Я не хотел ругаться, но и делать вид, что все в порядке, стало невозможно.
— Мы давно закрыли тот инцидент с нападением, — сказал он.
Я хмыкнул.
— Ты же знаешь, дело не в нем.
— Хёнджин.
— Завтра встретимся и поговорим, — произнес я и положил трубку.
— Все в порядке? — Феликс обеспокоенно поднял на меня взгляд.
— Да.
Но это была ложь. Я по-прежнему не был в порядке, и, как бы ни строил вокруг бастионы, от боли, что появлялась, стоило только вспомнить имя брата, они не спасали.
— Если нужно, ты всегда можешь со мной поговорить.
По-видимому, настал момент рассказать правду.
— Все началось в день смерти матери, — осторожно произнес я.
Феликс отпустил на пол кота, теперь он был сосредоточен и серьезен.

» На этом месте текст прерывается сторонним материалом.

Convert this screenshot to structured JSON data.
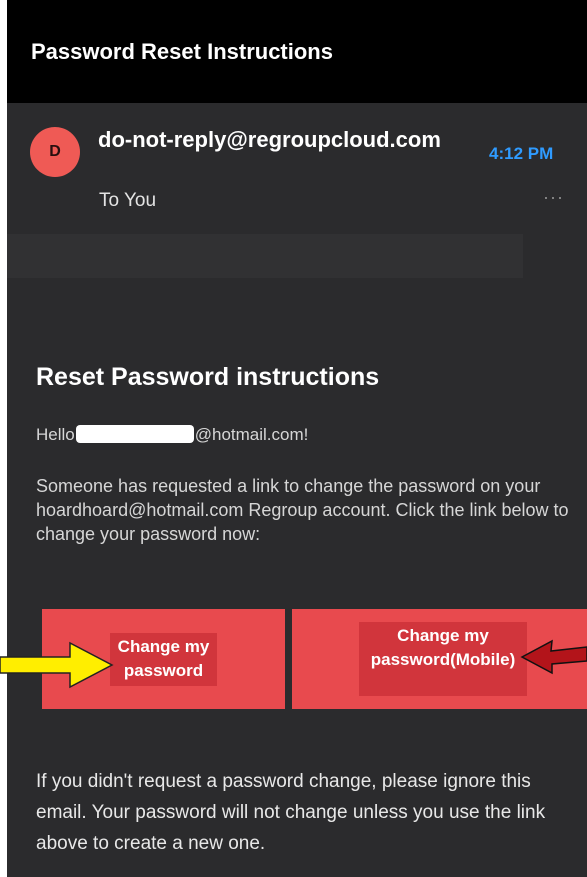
{
  "header": {
    "title": "Password Reset Instructions"
  },
  "email": {
    "avatar_letter": "D",
    "sender": "do-not-reply@regroupcloud.com",
    "to": "To You",
    "time": "4:12 PM",
    "more": "···"
  },
  "body": {
    "heading": "Reset Password instructions",
    "hello_prefix": "Hello",
    "hello_suffix": "@hotmail.com!",
    "paragraph": "Someone has requested a link to change the password on your hoardhoard@hotmail.com Regroup account. Click the link below to change your password now:",
    "button_change": "Change my password",
    "button_change_mobile": "Change my password(Mobile)",
    "footer": "If you didn't request a password change, please ignore this email. Your password will not change unless you use the link above to create a new one."
  },
  "colors": {
    "accent_blue": "#2f9bff",
    "button_red": "#e84a4e",
    "annotation_yellow": "#ffee00",
    "annotation_darkred": "#b3141a"
  }
}
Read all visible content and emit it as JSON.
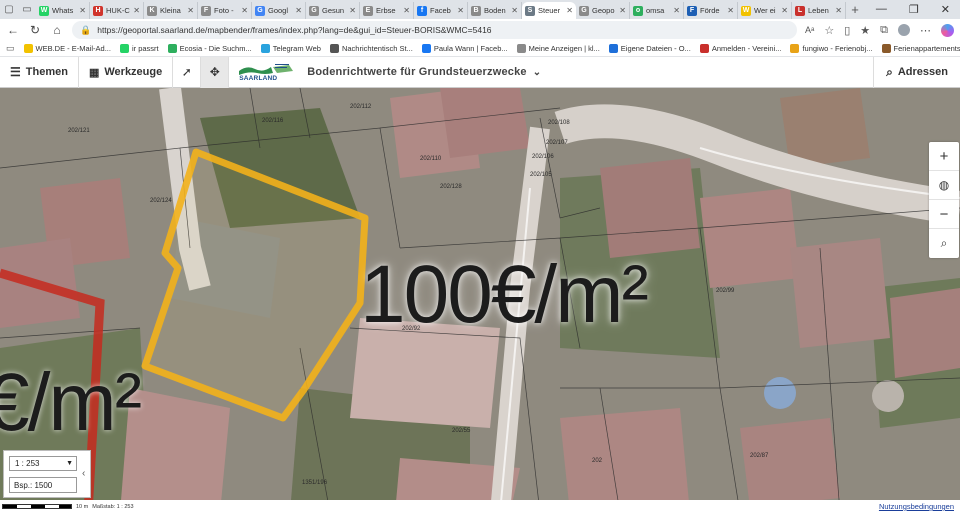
{
  "browser": {
    "tabs": [
      {
        "title": "Whats",
        "color": "#25d366",
        "glyph": "W",
        "active": false
      },
      {
        "title": "HUK-C",
        "color": "#d0342c",
        "glyph": "H",
        "active": false
      },
      {
        "title": "Kleina",
        "color": "#8a8a8a",
        "glyph": "K",
        "active": false
      },
      {
        "title": "Foto -",
        "color": "#8a8a8a",
        "glyph": "F",
        "active": false
      },
      {
        "title": "Googl",
        "color": "#4285f4",
        "glyph": "G",
        "active": false
      },
      {
        "title": "Gesun",
        "color": "#8a8a8a",
        "glyph": "G",
        "active": false
      },
      {
        "title": "Erbse",
        "color": "#8a8a8a",
        "glyph": "E",
        "active": false
      },
      {
        "title": "Faceb",
        "color": "#1877f2",
        "glyph": "f",
        "active": false
      },
      {
        "title": "Boden",
        "color": "#8a8a8a",
        "glyph": "B",
        "active": false
      },
      {
        "title": "Steuer",
        "color": "#6c7a86",
        "glyph": "S",
        "active": true
      },
      {
        "title": "Geopo",
        "color": "#8a8a8a",
        "glyph": "G",
        "active": false
      },
      {
        "title": "omsa",
        "color": "#2eaf5e",
        "glyph": "o",
        "active": false
      },
      {
        "title": "Förde",
        "color": "#1d5fb4",
        "glyph": "F",
        "active": false
      },
      {
        "title": "Wer ei",
        "color": "#f2c200",
        "glyph": "W",
        "active": false
      },
      {
        "title": "Leben",
        "color": "#c9302c",
        "glyph": "L",
        "active": false
      }
    ],
    "url": "https://geoportal.saarland.de/mapbender/frames/index.php?lang=de&gui_id=Steuer-BORIS&WMC=5416",
    "bookmarks": [
      {
        "label": "WEB.DE - E-Mail-Ad...",
        "color": "#f2c200"
      },
      {
        "label": "ir passrt",
        "color": "#25d366"
      },
      {
        "label": "Ecosia - Die Suchm...",
        "color": "#2eaf5e"
      },
      {
        "label": "Telegram Web",
        "color": "#2aa3de"
      },
      {
        "label": "Nachrichtentisch St...",
        "color": "#555555"
      },
      {
        "label": "Paula Wann | Faceb...",
        "color": "#1877f2"
      },
      {
        "label": "Meine Anzeigen | kl...",
        "color": "#8a8a8a"
      },
      {
        "label": "Eigene Dateien - O...",
        "color": "#1e6fd9"
      },
      {
        "label": "Anmelden - Vereini...",
        "color": "#c9302c"
      },
      {
        "label": "fungiwo - Ferienobj...",
        "color": "#e8a317"
      },
      {
        "label": "Ferienappartements...",
        "color": "#8a5a2b"
      }
    ]
  },
  "toolbar": {
    "themes_label": "Themen",
    "tools_label": "Werkzeuge",
    "logo_text": "SAARLAND",
    "title": "Bodenrichtwerte für Grundsteuerzwecke",
    "address_label": "Adressen"
  },
  "map": {
    "price_main": "100€/m²",
    "price_left": "€/m²",
    "plot_labels": [
      "202/121",
      "202/116",
      "202/112",
      "202/110",
      "202/128",
      "202/108",
      "202/107",
      "202/106",
      "202/105",
      "202/124",
      "202/99",
      "202/92",
      "202/87",
      "202/55",
      "1351/196",
      "202"
    ],
    "scale_value": "1 : 253",
    "scale_input": "Bsp.: 1500",
    "scalebar_label": "10 m",
    "scale_text": "Maßstab: 1 : 253",
    "terms_label": "Nutzungsbedingungen"
  }
}
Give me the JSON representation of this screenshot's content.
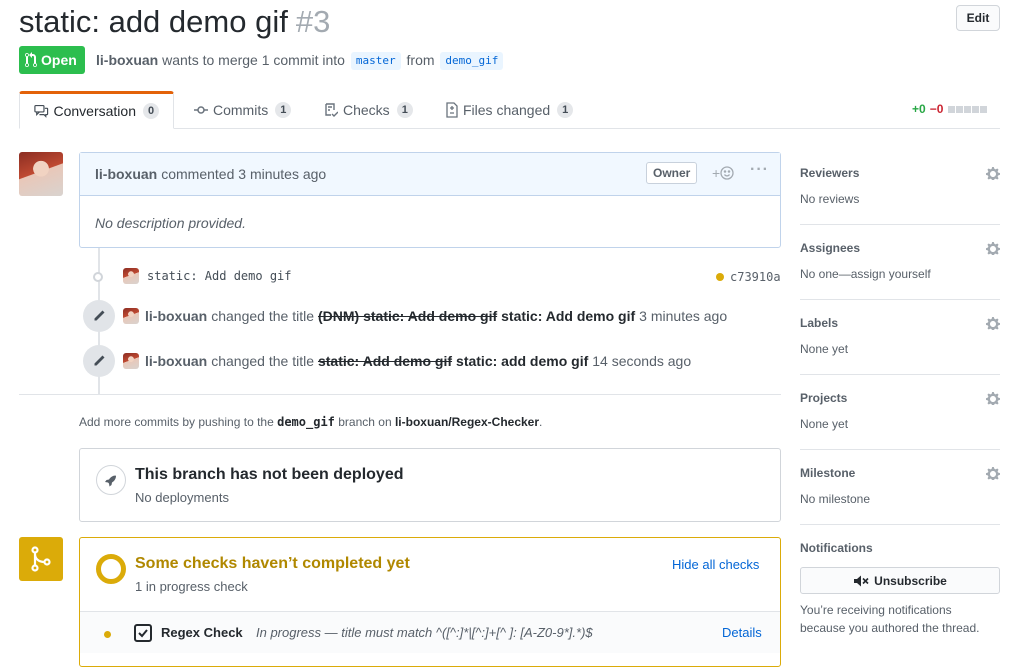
{
  "pr": {
    "title": "static: add demo gif",
    "number": "#3",
    "edit_label": "Edit",
    "state": "Open",
    "author": "li-boxuan",
    "merge_text": "wants to merge 1 commit into",
    "base_branch": "master",
    "from_text": "from",
    "head_branch": "demo_gif"
  },
  "tabs": [
    {
      "label": "Conversation",
      "count": "0",
      "icon": "comment-discussion-icon"
    },
    {
      "label": "Commits",
      "count": "1",
      "icon": "git-commit-icon"
    },
    {
      "label": "Checks",
      "count": "1",
      "icon": "checklist-icon"
    },
    {
      "label": "Files changed",
      "count": "1",
      "icon": "file-diff-icon"
    }
  ],
  "diffstat": {
    "additions": "+0",
    "deletions": "−0"
  },
  "comment": {
    "author": "li-boxuan",
    "action": "commented 3 minutes ago",
    "role": "Owner",
    "body": "No description provided."
  },
  "commit": {
    "message": "static: Add demo gif",
    "sha": "c73910a"
  },
  "events": [
    {
      "actor": "li-boxuan",
      "action": "changed the title",
      "old": "(DNM) static: Add demo gif",
      "new": "static: Add demo gif",
      "time": "3 minutes ago"
    },
    {
      "actor": "li-boxuan",
      "action": "changed the title",
      "old": "static: Add demo gif",
      "new": "static: add demo gif",
      "time": "14 seconds ago"
    }
  ],
  "push_hint": {
    "prefix": "Add more commits by pushing to the",
    "branch": "demo_gif",
    "middle": "branch on",
    "repo": "li-boxuan/Regex-Checker",
    "suffix": "."
  },
  "deploy": {
    "title": "This branch has not been deployed",
    "subtitle": "No deployments"
  },
  "checks": {
    "title": "Some checks haven’t completed yet",
    "subtitle": "1 in progress check",
    "hide_label": "Hide all checks",
    "item_name": "Regex Check",
    "item_desc": "In progress — title must match ^([^:]*|[^:]+[^ ]: [A-Z0-9*].*)$",
    "details_label": "Details",
    "status_color": "#dbab09"
  },
  "sidebar": {
    "reviewers": {
      "title": "Reviewers",
      "value": "No reviews"
    },
    "assignees": {
      "title": "Assignees",
      "value": "No one—assign yourself"
    },
    "labels": {
      "title": "Labels",
      "value": "None yet"
    },
    "projects": {
      "title": "Projects",
      "value": "None yet"
    },
    "milestone": {
      "title": "Milestone",
      "value": "No milestone"
    },
    "notifications": {
      "title": "Notifications",
      "button": "Unsubscribe",
      "reason": "You’re receiving notifications because you authored the thread."
    }
  },
  "colors": {
    "open_green": "#2cbe4e",
    "pending_yellow": "#dbab09",
    "link_blue": "#0366d6"
  }
}
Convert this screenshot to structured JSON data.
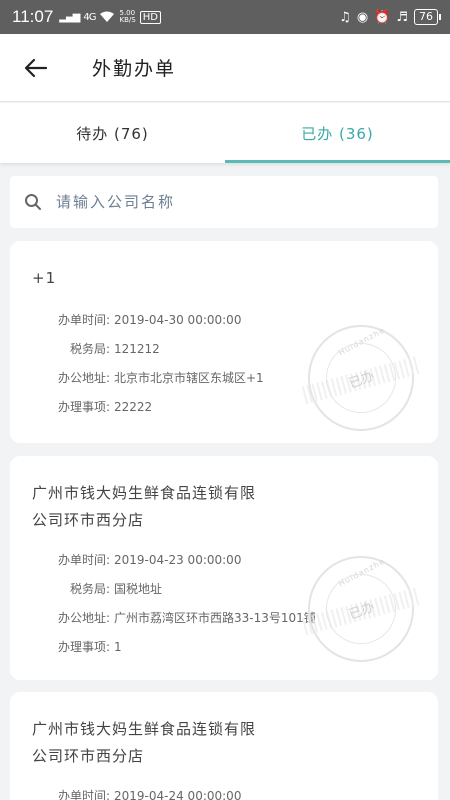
{
  "status_bar": {
    "time": "11:07",
    "network": "4G",
    "speed_top": "5.00",
    "speed_bottom": "KB/S",
    "hd": "HD",
    "battery": "76"
  },
  "header": {
    "title": "外勤办单"
  },
  "tabs": [
    {
      "label": "待办 (76)",
      "active": false
    },
    {
      "label": "已办 (36)",
      "active": true
    }
  ],
  "search": {
    "placeholder": "请输入公司名称"
  },
  "field_labels": {
    "time": "办单时间:",
    "tax_bureau": "税务局:",
    "address": "办公地址:",
    "matter": "办理事项:"
  },
  "stamp": {
    "text": "已办",
    "arc": "Huidanzhe"
  },
  "cards": [
    {
      "company": "+1",
      "time": "2019-04-30 00:00:00",
      "tax_bureau": "121212",
      "address": "北京市北京市辖区东城区+1",
      "matter": "22222"
    },
    {
      "company": "广州市钱大妈生鲜食品连锁有限公司环市西分店",
      "time": "2019-04-23 00:00:00",
      "tax_bureau": "国税地址",
      "address": "广州市荔湾区环市西路33-13号101铺",
      "matter": "1"
    },
    {
      "company": "广州市钱大妈生鲜食品连锁有限公司环市西分店",
      "time": "2019-04-24 00:00:00"
    }
  ],
  "colors": {
    "accent": "#3aa9a6",
    "status_bar": "#5f5f5f"
  }
}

— Мне было плохо. Ужасно плохо. — Я сглотнул тяжелый ком в горле. — Ее похороны подкосили всех, ведь, по сути, она была единственным звеном, нас, троих мужчин, скрепляющим. Отец ушел с головой в работу. Мне тогда казалось, что дома я его видел в последний раз в день похорон. Он уходил, когда все спали, и возвращался поздней ночью, когда мы спали уже. У Дон Хёна в школе начались проблемы. Сначала он с кем-то подрался. Потом сломал парню из параллельного класса руку, просто потому что тот неудачно пошутил. Его из-за какой-то глупой ошибки отстранили от соревнований. Все вмиг пошло прахом. Я и сам тогда не знал, что делать, а главное, зачем. Было чувство, что все зря, а вокруг полный мрак. Именно тогда я познакомился с Бён Хо, у которого всегда было средство, что заставит забыть о любых переживаниях...
Феликс прикрыл глаза.
— Следующие несколько месяцев прошли как в тумане. Не было беспокойства, дурных новостей, ответственности, не нужно было заталкивать мысли в глотку с одной лишь только целью — как-то день прожить. Я утащил за собой сначала Мун Хи, потом Кая. Жизнь превратилась в череду недель от пятницы до пятницы. Пока в один день я не проснулся. Мы находились в загородном клубе у Бён Хо. Был выходной. Раннее утро. Все еще спали.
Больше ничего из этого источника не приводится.